Lebensraum & Verbreitung
Das Verbreitungsgebiet der Gattung Cepaea erstreckt sich über weite Teile Europas. Die Hain-Bänderschnecke kommt von der Iberischen Halbinsel über Mitteleuropa bis nach Südskandinavien und in die Britischen Inseln vor. Durch menschliche Verschleppung hat sie sich zudem in Nordamerika etabliert. Die Garten-Bänderschnecke zeigt ein ähnliches, teils etwas nördlicheres Verbreitungsgebiet und dringt in Skandinavien weiter vor als ihre Schwesterart.
Als Habitat bevorzugen Bänderschnecken halboffene, krautreiche Biotope. Typische Fundorte sind Hecken, Waldränder, lichte Laubwälder, Gärten, Parks, Böschungen und Ruderalflächen. Cepaea nemoralis gilt als etwas wärmeliebender und besiedelt gerne trockenere Standorte, während C. hortensis feuchtere und kühlere Lebensräume toleriert. Beide Arten leben in unmittelbarer Bodennähe, klettern bei Feuchtigkeit jedoch regelmäßig an Pflanzenstängeln, Zäunen und Mauern empor.
Ernährung
Bänderschnecken ernähren sich überwiegend pflanzlich. Ihre Nahrung besteht aus welken und frischen Pflanzenteilen, Blättern, Algenbelägen auf Steinen und Baumrinde sowie absterbendem organischem Material. Gelegentlich werden auch Pilzmyzel und verrottende Pflanzenreste aufgenommen. Die Nahrung wird mit der Radula, einer zungenartigen Raspel mit tausenden feinen Zähnchen, zerkleinert. In Gärten können Bänderschnecken an Salat, Kräutern und Zierstauden fressen, richten aber deutlich weniger Schaden an als die größere Spanische Wegschnecke (Arion vulgaris).
Verhalten & Lebensweise
Bänderschnecken sind vorwiegend dämmerungs- und nachtaktiv.

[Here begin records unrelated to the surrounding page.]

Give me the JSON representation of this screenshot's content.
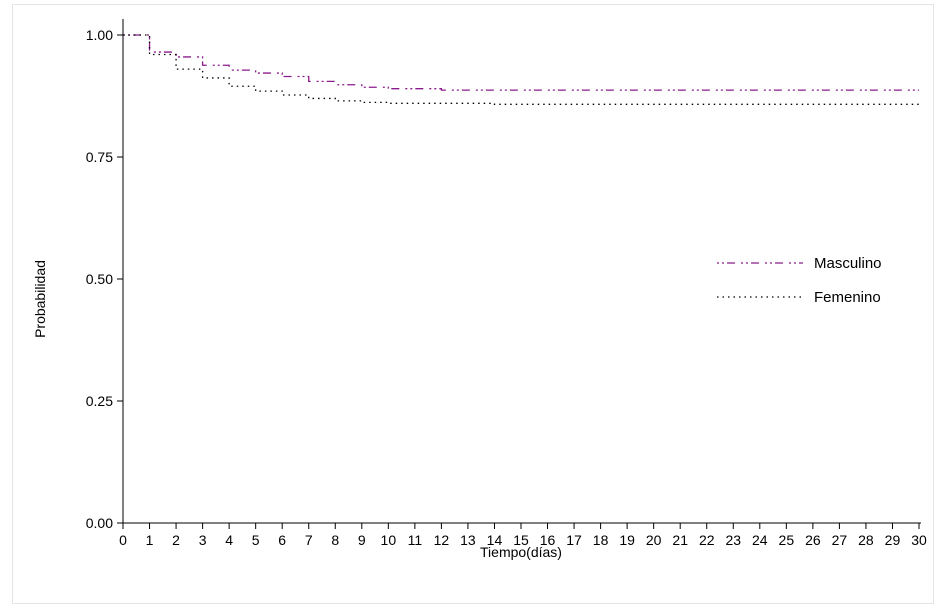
{
  "chart_data": {
    "type": "line",
    "title": "",
    "xlabel": "Tiempo(días)",
    "ylabel": "Probabilidad",
    "xlim": [
      0,
      30
    ],
    "ylim": [
      0,
      1
    ],
    "x_ticks": [
      "0",
      "1",
      "2",
      "3",
      "4",
      "5",
      "6",
      "7",
      "8",
      "9",
      "10",
      "11",
      "12",
      "13",
      "14",
      "15",
      "16",
      "17",
      "18",
      "19",
      "20",
      "21",
      "22",
      "23",
      "24",
      "25",
      "26",
      "27",
      "28",
      "29",
      "30"
    ],
    "y_ticks": [
      "0.00",
      "0.25",
      "0.50",
      "0.75",
      "1.00"
    ],
    "grid": false,
    "legend_position": "right",
    "series": [
      {
        "name": "Masculino",
        "color": "#8B1A8B",
        "style": "dash-dot",
        "points": [
          [
            0,
            1.0
          ],
          [
            1,
            0.965
          ],
          [
            2,
            0.955
          ],
          [
            3,
            0.938
          ],
          [
            4,
            0.928
          ],
          [
            5,
            0.922
          ],
          [
            6,
            0.915
          ],
          [
            7,
            0.905
          ],
          [
            8,
            0.898
          ],
          [
            9,
            0.893
          ],
          [
            10,
            0.89
          ],
          [
            12,
            0.887
          ],
          [
            14,
            0.887
          ],
          [
            30,
            0.887
          ]
        ]
      },
      {
        "name": "Femenino",
        "color": "#000000",
        "style": "dotted",
        "points": [
          [
            0,
            1.0
          ],
          [
            1,
            0.96
          ],
          [
            2,
            0.93
          ],
          [
            3,
            0.912
          ],
          [
            4,
            0.895
          ],
          [
            5,
            0.885
          ],
          [
            6,
            0.877
          ],
          [
            7,
            0.87
          ],
          [
            8,
            0.865
          ],
          [
            9,
            0.862
          ],
          [
            10,
            0.86
          ],
          [
            14,
            0.858
          ],
          [
            30,
            0.858
          ]
        ]
      }
    ]
  }
}
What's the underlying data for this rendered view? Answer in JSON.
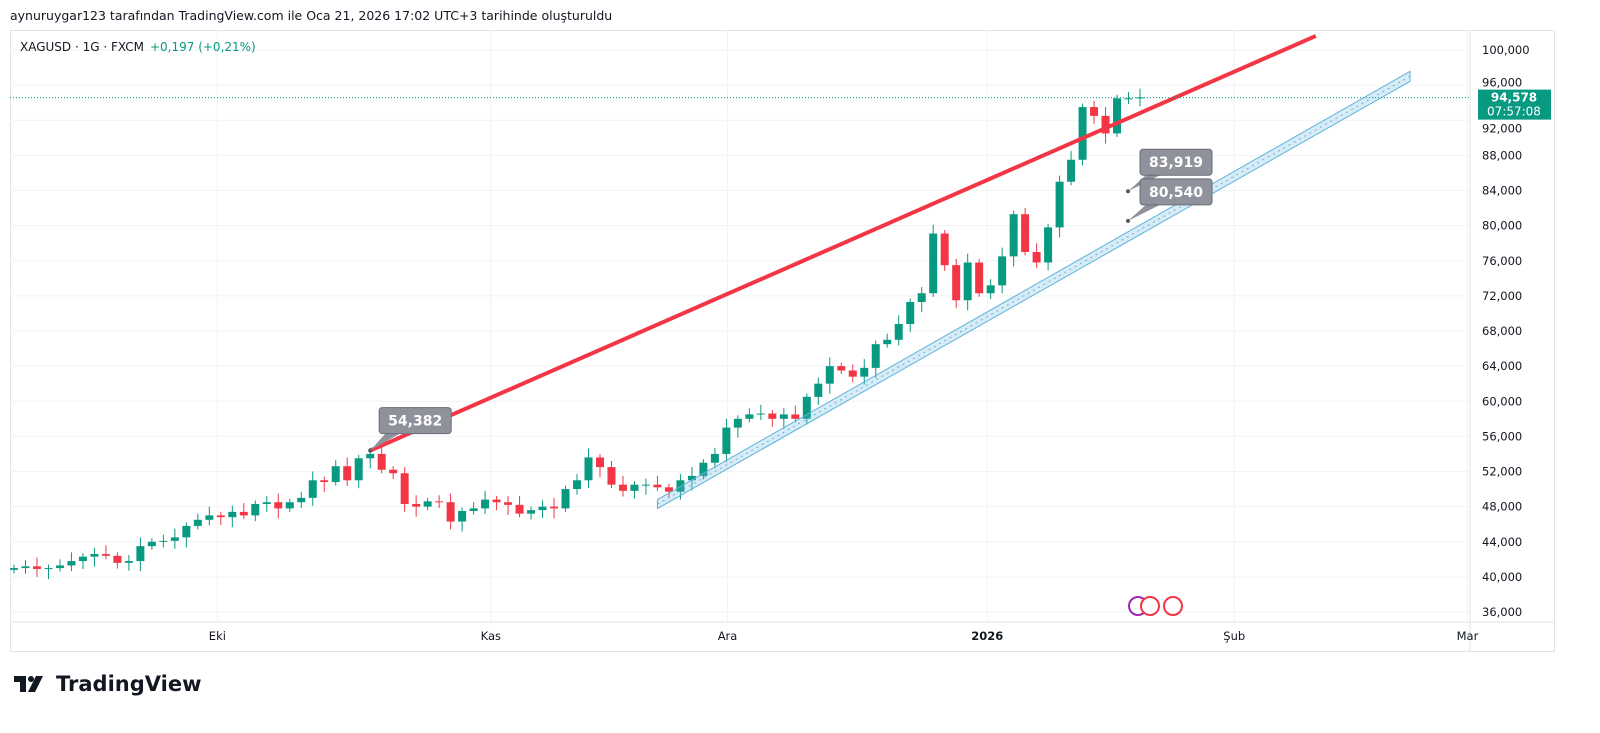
{
  "header": {
    "attribution": "aynuruygar123 tarafından TradingView.com ile Oca 21, 2026 17:02 UTC+3 tarihinde oluşturuldu"
  },
  "symbol": {
    "name": "XAGUSD · 1G · FXCM",
    "change": "+0,197 (+0,21%)"
  },
  "logo": {
    "text": "TradingView"
  },
  "colors": {
    "up": "#089981",
    "down": "#f23645",
    "trend": "#f23645",
    "channel": "#5fb3dc"
  },
  "chart_data": {
    "type": "candlestick",
    "title": "XAGUSD · 1G · FXCM",
    "ylim": [
      34000,
      102000
    ],
    "yticks": [
      "100,000",
      "96,000",
      "92,000",
      "88,000",
      "84,000",
      "80,000",
      "76,000",
      "72,000",
      "68,000",
      "64,000",
      "60,000",
      "56,000",
      "52,000",
      "48,000",
      "44,000",
      "40,000",
      "36,000"
    ],
    "ytick_values": [
      100000,
      96000,
      92000,
      88000,
      84000,
      80000,
      76000,
      72000,
      68000,
      64000,
      60000,
      56000,
      52000,
      48000,
      44000,
      40000,
      36000
    ],
    "xticks": [
      {
        "label": "Eki",
        "bar": 17.7
      },
      {
        "label": "Kas",
        "bar": 41.5
      },
      {
        "label": "Ara",
        "bar": 62.1
      },
      {
        "label": "2026",
        "bar": 84.7,
        "bold": true
      },
      {
        "label": "Şub",
        "bar": 106.2
      },
      {
        "label": "Mar",
        "bar": 126.5
      }
    ],
    "closes": [
      41.0,
      41.2,
      40.9,
      41.0,
      41.3,
      41.8,
      42.3,
      42.6,
      42.4,
      41.6,
      41.8,
      43.5,
      44.0,
      44.1,
      44.5,
      45.8,
      46.5,
      47.0,
      46.8,
      47.4,
      47.0,
      48.3,
      48.5,
      47.8,
      48.5,
      49.0,
      51.0,
      50.8,
      52.6,
      51.0,
      53.5,
      54.0,
      52.2,
      51.8,
      48.3,
      48.0,
      48.6,
      48.5,
      46.3,
      47.5,
      47.8,
      48.8,
      48.5,
      48.2,
      47.2,
      47.6,
      48.0,
      47.8,
      50.0,
      51.0,
      53.6,
      52.5,
      50.5,
      49.8,
      50.5,
      50.5,
      50.2,
      49.7,
      51.0,
      51.5,
      53.0,
      54.0,
      57.0,
      58.0,
      58.5,
      58.6,
      58.0,
      58.5,
      58.0,
      60.5,
      62.0,
      64.0,
      63.5,
      62.8,
      63.8,
      66.5,
      67.0,
      68.8,
      71.3,
      72.3,
      79.1,
      75.5,
      71.5,
      75.8,
      72.3,
      73.2,
      76.5,
      81.3,
      77.0,
      75.8,
      79.8,
      85.0,
      87.5,
      93.5,
      92.5,
      90.5,
      94.5,
      94.5,
      94.6
    ],
    "last_price": {
      "value": "94,578",
      "countdown": "07:57:08",
      "raw": 94578
    },
    "trendline": {
      "from": {
        "bar": 31,
        "value": 54382
      },
      "to": {
        "bar": 113.3,
        "value": 101600
      }
    },
    "channel": {
      "from": {
        "bar": 56,
        "value": 48800
      },
      "to": {
        "bar": 121.5,
        "value": 97000
      }
    },
    "callouts": [
      {
        "label": "54,382",
        "bar": 31,
        "value": 54382
      },
      {
        "label": "83,919",
        "bar": 98,
        "value": 83919
      },
      {
        "label": "80,540",
        "bar": 98,
        "value": 80540
      }
    ]
  }
}
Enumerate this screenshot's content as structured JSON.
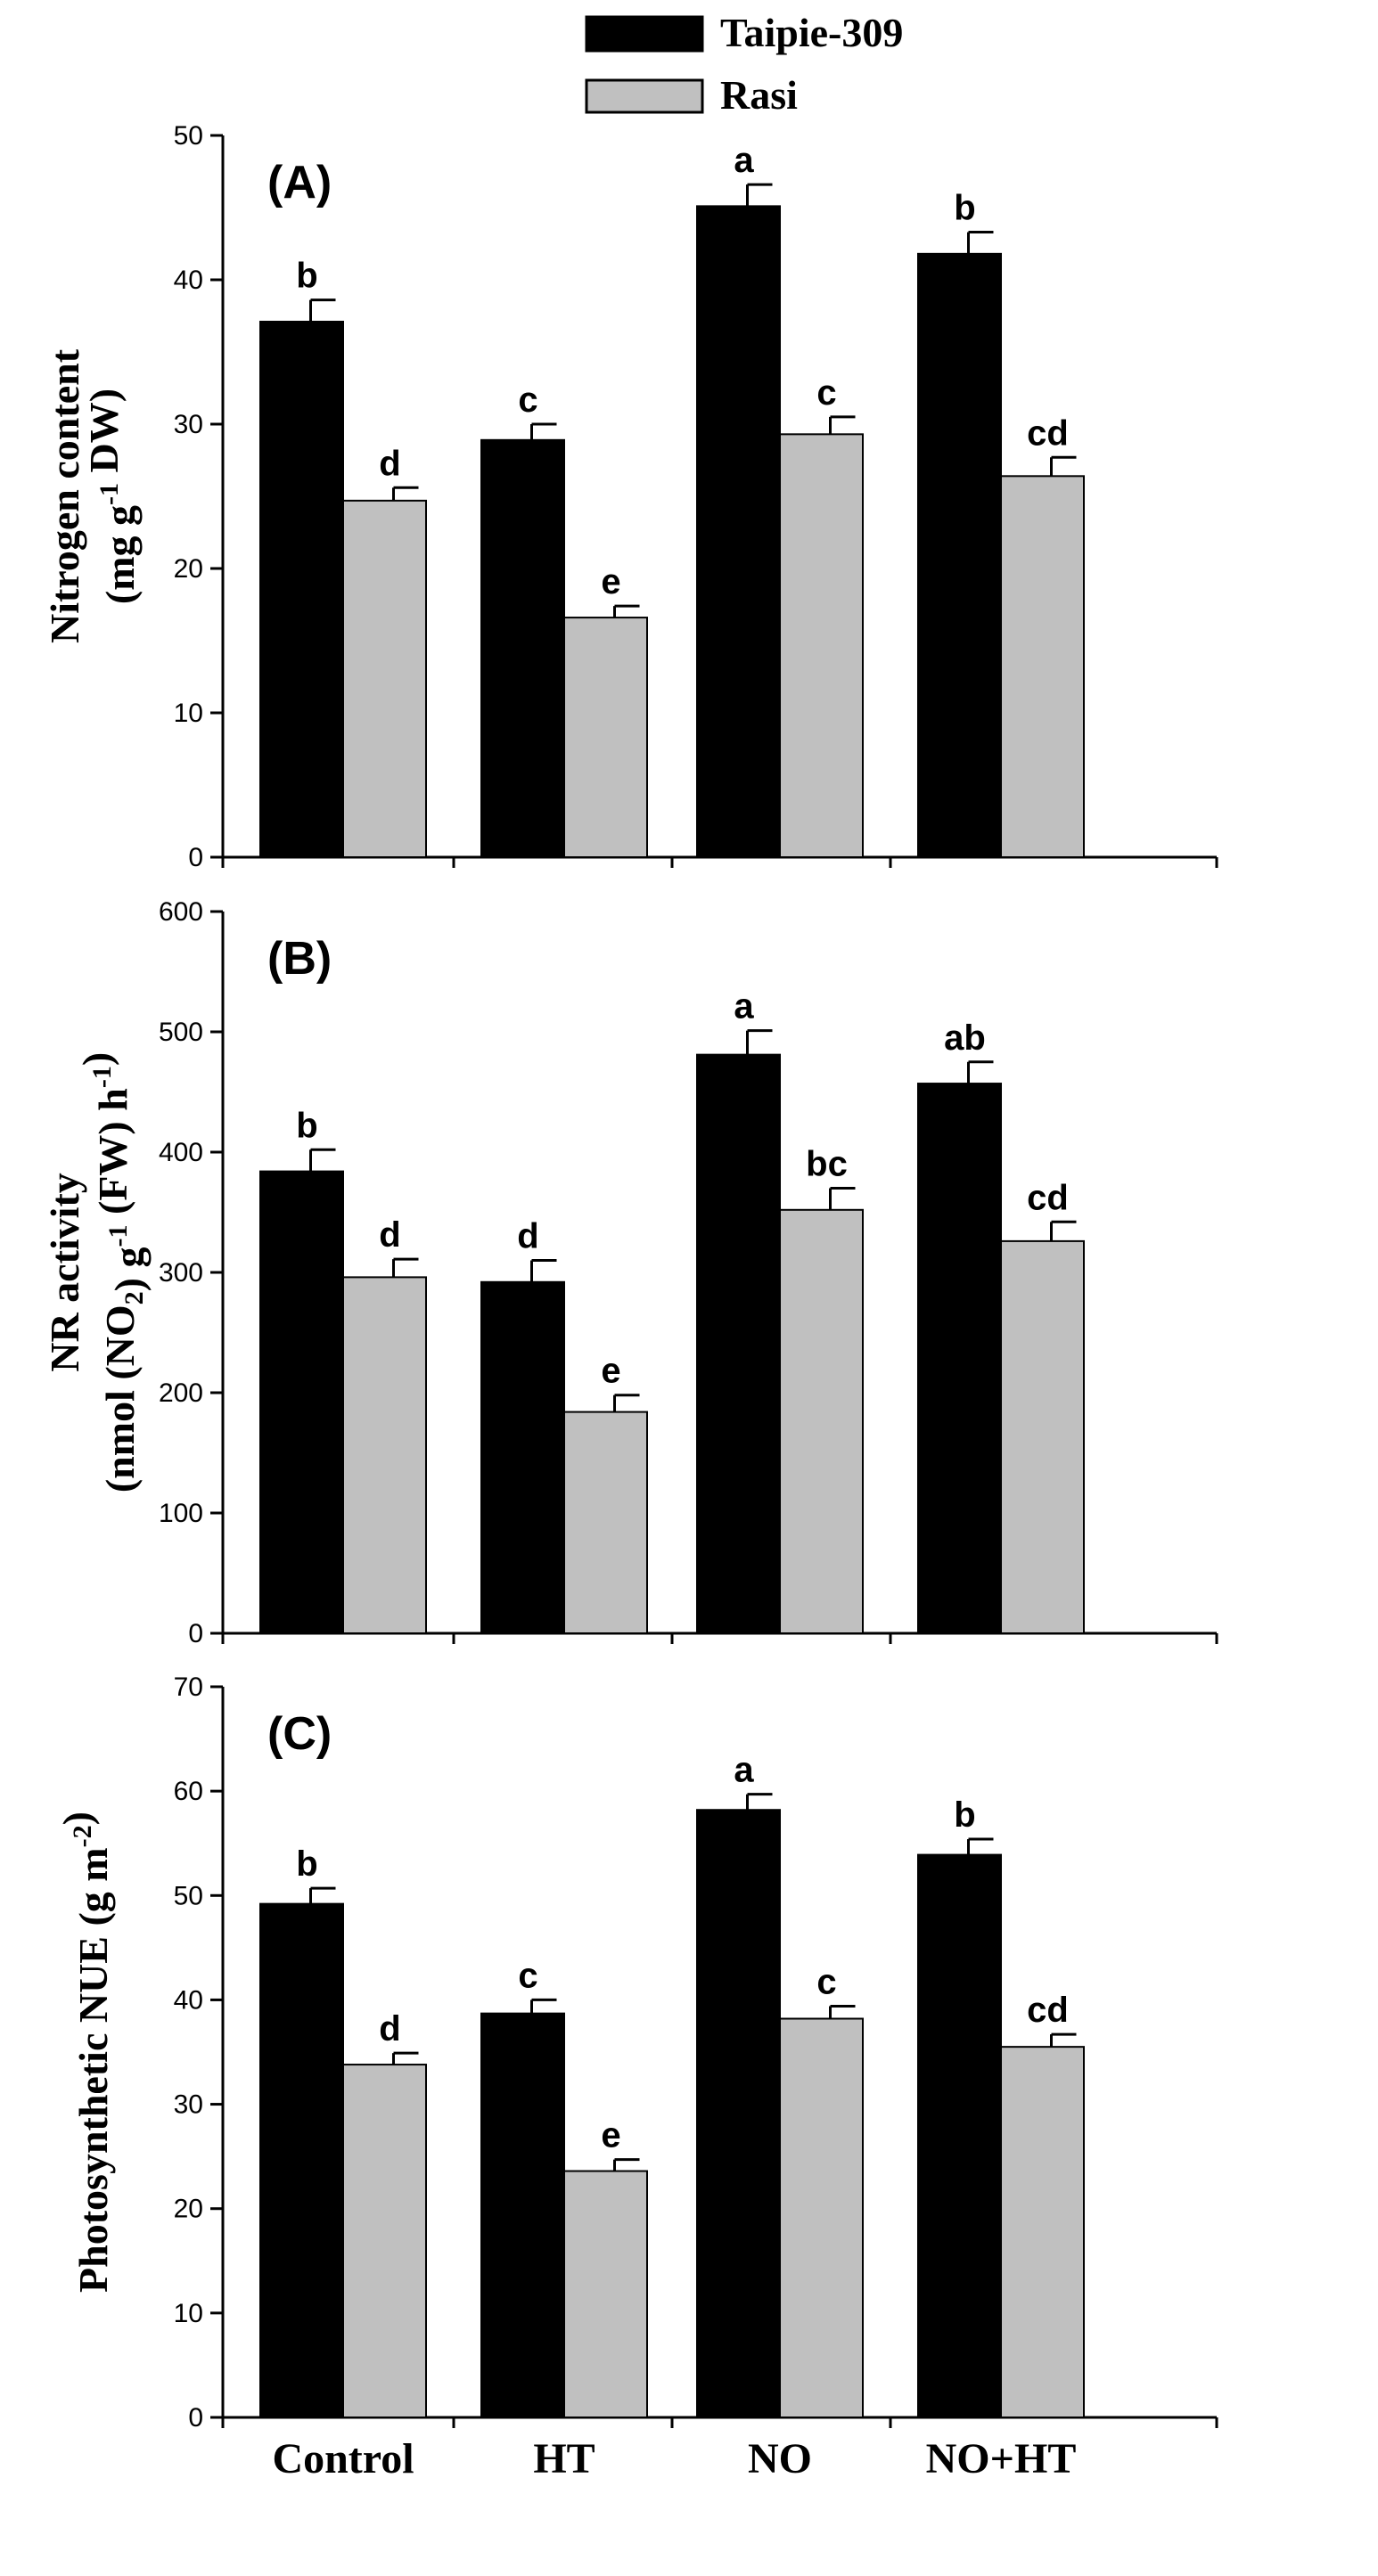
{
  "legend": [
    {
      "name": "Taipie-309",
      "color": "#000000"
    },
    {
      "name": "Rasi",
      "color": "#c0c0c0"
    }
  ],
  "categories": [
    "Control",
    "HT",
    "NO",
    "NO+HT"
  ],
  "chart_data": [
    {
      "type": "bar",
      "panel_label": "(A)",
      "ylabel_line1": "Nitrogen content",
      "ylabel_line2_parts": [
        {
          "text": "(mg g",
          "sup": false
        },
        {
          "text": "-1",
          "sup": true
        },
        {
          "text": " DW)",
          "sup": false
        }
      ],
      "ylim": [
        0,
        50
      ],
      "yticks": [
        0,
        10,
        20,
        30,
        40,
        50
      ],
      "categories": [
        "Control",
        "HT",
        "NO",
        "NO+HT"
      ],
      "series": [
        {
          "name": "Taipie-309",
          "values": [
            37.1,
            28.9,
            45.1,
            41.8
          ],
          "errors": [
            1.5,
            1.1,
            1.5,
            1.5
          ],
          "letters": [
            "b",
            "c",
            "a",
            "b"
          ]
        },
        {
          "name": "Rasi",
          "values": [
            24.7,
            16.6,
            29.3,
            26.4
          ],
          "errors": [
            0.9,
            0.8,
            1.2,
            1.3
          ],
          "letters": [
            "d",
            "e",
            "c",
            "cd"
          ]
        }
      ]
    },
    {
      "type": "bar",
      "panel_label": "(B)",
      "ylabel_line1": "NR activity",
      "ylabel_line2_parts": [
        {
          "text": "(nmol (NO",
          "sup": false
        },
        {
          "text": "2",
          "sub": true
        },
        {
          "text": ") g",
          "sup": false
        },
        {
          "text": "-1",
          "sup": true
        },
        {
          "text": " (FW) h",
          "sup": false
        },
        {
          "text": "-1",
          "sup": true
        },
        {
          "text": ")",
          "sup": false
        }
      ],
      "ylim": [
        0,
        600
      ],
      "yticks": [
        0,
        100,
        200,
        300,
        400,
        500,
        600
      ],
      "categories": [
        "Control",
        "HT",
        "NO",
        "NO+HT"
      ],
      "series": [
        {
          "name": "Taipie-309",
          "values": [
            384,
            292,
            481,
            457
          ],
          "errors": [
            18,
            18,
            20,
            18
          ],
          "letters": [
            "b",
            "d",
            "a",
            "ab"
          ]
        },
        {
          "name": "Rasi",
          "values": [
            296,
            184,
            352,
            326
          ],
          "errors": [
            15,
            14,
            18,
            16
          ],
          "letters": [
            "d",
            "e",
            "bc",
            "cd"
          ]
        }
      ]
    },
    {
      "type": "bar",
      "panel_label": "(C)",
      "ylabel_line1_parts": [
        {
          "text": "Photosynthetic NUE (g m",
          "sup": false
        },
        {
          "text": "-2",
          "sup": true
        },
        {
          "text": ")",
          "sup": false
        }
      ],
      "ylim": [
        0,
        70
      ],
      "yticks": [
        0,
        10,
        20,
        30,
        40,
        50,
        60,
        70
      ],
      "categories": [
        "Control",
        "HT",
        "NO",
        "NO+HT"
      ],
      "series": [
        {
          "name": "Taipie-309",
          "values": [
            49.2,
            38.7,
            58.2,
            53.9
          ],
          "errors": [
            1.5,
            1.3,
            1.5,
            1.5
          ],
          "letters": [
            "b",
            "c",
            "a",
            "b"
          ]
        },
        {
          "name": "Rasi",
          "values": [
            33.8,
            23.6,
            38.2,
            35.5
          ],
          "errors": [
            1.1,
            1.1,
            1.2,
            1.2
          ],
          "letters": [
            "d",
            "e",
            "c",
            "cd"
          ]
        }
      ]
    }
  ]
}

Tagsüber ruhen sie in geschützten Verstecken unter Laub, Steinen, Totholz oder an der Unterseite von Pflanzenblättern. Bei Regen und hoher Luftfeuchtigkeit sind sie auch tagsüber aktiv und unternehmen Nahrungsstreifzüge. In Trockenperioden können sie sich mit einem dünnen Schleimhäutchen (Epiphragma) an Pflanzenstängel oder Mauern heften und dort in eine Trockenstarre verfallen, die den Wasserverlust minimiert.
Im Winter halten Bänderschnecken eine Kältestarre (Hibernation). Sie graben sich dazu einige Zentimeter in lockeren Boden ein oder verkriechen sich unter Laub und Totholz. Das Gehäuse wird mit einem kalkigen Deckel verschlossen, der den Weichkörper vor Austrocknung und Frost schützt. Die Überwinterung erstreckt sich in Mitteleuropa etwa von Oktober bis März, je nach Witterung.
Fortpflanzung & Aufzucht
Bänderschnecken sind Zwitter (Hermaphroditen). Jedes Individuum verfügt über männliche und weibliche Geschlechtsorgane. Zur Paarung, die vorwiegend im späten Frühjahr und Frühsommer stattfindet, suchen sich zwei Tiere gegenseitig auf. Dem eigentlichen Kopulationsakt geht ein ausgedehntes Paarungsvorspiel voraus, bei dem sich die Partner mit ihren Fühlern betasten und umkreisen. Ein artspezifisches Merkmal vieler Heliciden ist der sogenannte Liebespfeil – ein kalkiges Stilett, das vor der Kopulation in den Partner gestoßen wird. Dieses Stilett überträgt ein Sekret, das die Überlebensrate der eigenen Spermien im Empfänger erhöht.